Equilibrado, “Native...”, mesmo sendo um disco de Shorter com Milton como convidado, intercala os protagonismos entre os dois, numa clara reverência do primeiro para com o amigo. Das nove faixas, mais da metade são de Bituca. O começo, inclusive, é dado a ele – que arrasa. “Ponta de Areia”, até então gravada apenas por Elis Regina e Marlene, ganha pela primeira vez a interpretação pela voz penetrante e divinal do seu autor. Milton viria a regravar a canção outras duas vezes ainda naquele ano: uma em duo com Nana Caymmi (num arranjo de ninguém menos que Tom Jobim) e outra no seu disco “Minas”. Nada, no entanto, se compara a essa versão: o impressionante falsete de Milton, que canta num tom acima da sua própria gravação, e o sax soprano de Shorter se entrelaçam e se congraçam. Pode-se dizer, tranquilamente, que essa música é o momento mais intenso da obra de Shorter em toda a década de 70. Algo divino.

A ritmada instrumental “Beauty and the Beast”, de Shorter, na sequência, mostra o quanto ele estava empenhado em saudar a música brasileira. Já a tristonha “Tarde”, depois, traz Milton de volta, agora com o elegante piano acústico de Hancock em pleno casamento com o piano elétrico de Tiso. Não fosse o solo de sax de Shorter, na segunda parte, poderia se dizer tranquilamente que a música foi gravada pela turma do Clube da Esquina em terras tupiniquins, tamanha o respeito que o norte-americano teve em manter à sonoridade dos mineiros.

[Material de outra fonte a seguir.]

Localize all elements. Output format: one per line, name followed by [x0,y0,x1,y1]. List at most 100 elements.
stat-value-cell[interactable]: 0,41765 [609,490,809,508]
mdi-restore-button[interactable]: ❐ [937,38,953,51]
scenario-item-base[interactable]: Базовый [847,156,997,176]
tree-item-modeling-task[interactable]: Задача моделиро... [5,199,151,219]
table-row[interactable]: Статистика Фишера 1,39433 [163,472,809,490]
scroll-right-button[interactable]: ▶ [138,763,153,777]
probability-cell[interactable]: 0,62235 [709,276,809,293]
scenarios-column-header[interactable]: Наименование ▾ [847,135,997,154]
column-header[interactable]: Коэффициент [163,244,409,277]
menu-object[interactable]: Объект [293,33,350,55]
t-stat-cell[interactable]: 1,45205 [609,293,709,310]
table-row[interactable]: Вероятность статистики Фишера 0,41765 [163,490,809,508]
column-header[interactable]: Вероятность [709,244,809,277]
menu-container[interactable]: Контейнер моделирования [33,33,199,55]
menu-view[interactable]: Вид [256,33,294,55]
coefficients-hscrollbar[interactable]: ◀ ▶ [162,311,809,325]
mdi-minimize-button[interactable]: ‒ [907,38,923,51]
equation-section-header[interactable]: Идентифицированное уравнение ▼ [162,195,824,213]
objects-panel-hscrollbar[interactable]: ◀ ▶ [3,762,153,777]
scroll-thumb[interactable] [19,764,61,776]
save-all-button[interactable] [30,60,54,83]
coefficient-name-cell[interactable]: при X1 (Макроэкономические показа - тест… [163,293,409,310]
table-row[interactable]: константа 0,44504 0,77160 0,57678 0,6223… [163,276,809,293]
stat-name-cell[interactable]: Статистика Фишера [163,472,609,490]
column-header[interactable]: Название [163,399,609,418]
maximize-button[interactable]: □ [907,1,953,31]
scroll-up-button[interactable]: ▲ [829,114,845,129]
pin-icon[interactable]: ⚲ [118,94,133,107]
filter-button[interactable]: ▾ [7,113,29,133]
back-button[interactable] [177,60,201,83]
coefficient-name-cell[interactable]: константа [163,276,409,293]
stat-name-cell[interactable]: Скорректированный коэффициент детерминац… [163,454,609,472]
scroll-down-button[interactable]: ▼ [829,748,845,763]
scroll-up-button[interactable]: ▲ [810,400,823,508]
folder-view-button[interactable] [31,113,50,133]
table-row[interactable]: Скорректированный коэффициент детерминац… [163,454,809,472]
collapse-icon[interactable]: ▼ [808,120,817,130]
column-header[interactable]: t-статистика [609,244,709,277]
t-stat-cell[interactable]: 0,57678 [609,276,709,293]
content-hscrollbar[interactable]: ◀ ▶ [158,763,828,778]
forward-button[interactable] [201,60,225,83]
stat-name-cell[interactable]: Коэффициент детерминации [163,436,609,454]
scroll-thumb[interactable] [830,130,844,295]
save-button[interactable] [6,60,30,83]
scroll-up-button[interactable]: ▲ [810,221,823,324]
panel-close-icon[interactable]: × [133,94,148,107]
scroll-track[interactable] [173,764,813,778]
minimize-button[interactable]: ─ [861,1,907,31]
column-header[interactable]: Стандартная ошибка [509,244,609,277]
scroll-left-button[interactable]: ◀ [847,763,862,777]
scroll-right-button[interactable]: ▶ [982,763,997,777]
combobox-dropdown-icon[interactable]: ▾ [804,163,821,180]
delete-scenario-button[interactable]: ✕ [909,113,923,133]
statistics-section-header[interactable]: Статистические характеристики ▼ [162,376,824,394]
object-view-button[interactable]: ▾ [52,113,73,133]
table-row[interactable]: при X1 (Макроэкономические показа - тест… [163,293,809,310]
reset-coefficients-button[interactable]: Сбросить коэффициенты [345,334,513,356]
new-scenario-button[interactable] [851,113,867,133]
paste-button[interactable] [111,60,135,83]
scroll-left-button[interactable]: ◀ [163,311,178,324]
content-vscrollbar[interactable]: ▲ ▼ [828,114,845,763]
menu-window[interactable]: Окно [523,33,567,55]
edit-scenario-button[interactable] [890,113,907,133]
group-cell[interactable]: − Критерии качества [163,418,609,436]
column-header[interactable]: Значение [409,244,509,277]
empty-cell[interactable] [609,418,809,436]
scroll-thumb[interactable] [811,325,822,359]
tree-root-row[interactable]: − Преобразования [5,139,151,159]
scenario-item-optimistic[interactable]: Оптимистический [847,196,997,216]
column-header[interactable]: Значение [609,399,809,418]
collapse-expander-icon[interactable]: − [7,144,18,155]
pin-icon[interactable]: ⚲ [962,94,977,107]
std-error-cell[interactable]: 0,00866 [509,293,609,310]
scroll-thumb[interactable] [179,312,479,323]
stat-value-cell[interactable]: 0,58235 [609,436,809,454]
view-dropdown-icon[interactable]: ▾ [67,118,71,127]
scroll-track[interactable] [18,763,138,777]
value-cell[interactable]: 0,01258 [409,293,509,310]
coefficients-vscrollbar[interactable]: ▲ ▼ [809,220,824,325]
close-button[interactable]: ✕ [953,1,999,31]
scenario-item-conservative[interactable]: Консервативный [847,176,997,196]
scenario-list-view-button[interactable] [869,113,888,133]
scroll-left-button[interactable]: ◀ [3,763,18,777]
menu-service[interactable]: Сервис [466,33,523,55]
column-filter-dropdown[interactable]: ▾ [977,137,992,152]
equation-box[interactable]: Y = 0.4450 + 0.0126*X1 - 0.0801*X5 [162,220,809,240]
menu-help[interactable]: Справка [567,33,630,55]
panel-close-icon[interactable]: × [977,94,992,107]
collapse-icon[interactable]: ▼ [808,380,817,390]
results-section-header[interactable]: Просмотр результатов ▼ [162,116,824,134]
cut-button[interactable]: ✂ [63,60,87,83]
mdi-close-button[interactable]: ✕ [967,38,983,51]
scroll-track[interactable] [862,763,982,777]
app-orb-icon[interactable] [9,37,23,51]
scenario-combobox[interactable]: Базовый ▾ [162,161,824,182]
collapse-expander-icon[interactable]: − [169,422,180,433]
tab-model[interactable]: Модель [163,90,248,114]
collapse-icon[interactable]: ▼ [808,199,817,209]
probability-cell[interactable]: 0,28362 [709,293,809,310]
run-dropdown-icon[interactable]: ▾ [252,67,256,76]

É Milton quem dá as cartas novamente, agora para uma espetacular “Miracle of the Fishes”, cujo título em inglês não desbanca a letra em português original, a qual dá título ao célebre disco dele de 1973, “Milagre dos Peixes”. Que show de vocais, da bateria de Robertinho, do piano elétrico de Tiso, do violão indígena e ibérico de Bituca! Mas o mais espetacular mesmo é o duo voz/sax que os cabeças entregam da segunda metade em diante. Milton criando harmonias vocais impensáveis, improvisando vocalises, cantando versos; Shorter, com a sensibilidade de tocar no mesmo registro da voz e solando com a habilidade de um verdadeiro Jazz Massanger ou de um integrante do Second Great Quintet de Miles Davis. Uma sintonia excelsa entre os dois.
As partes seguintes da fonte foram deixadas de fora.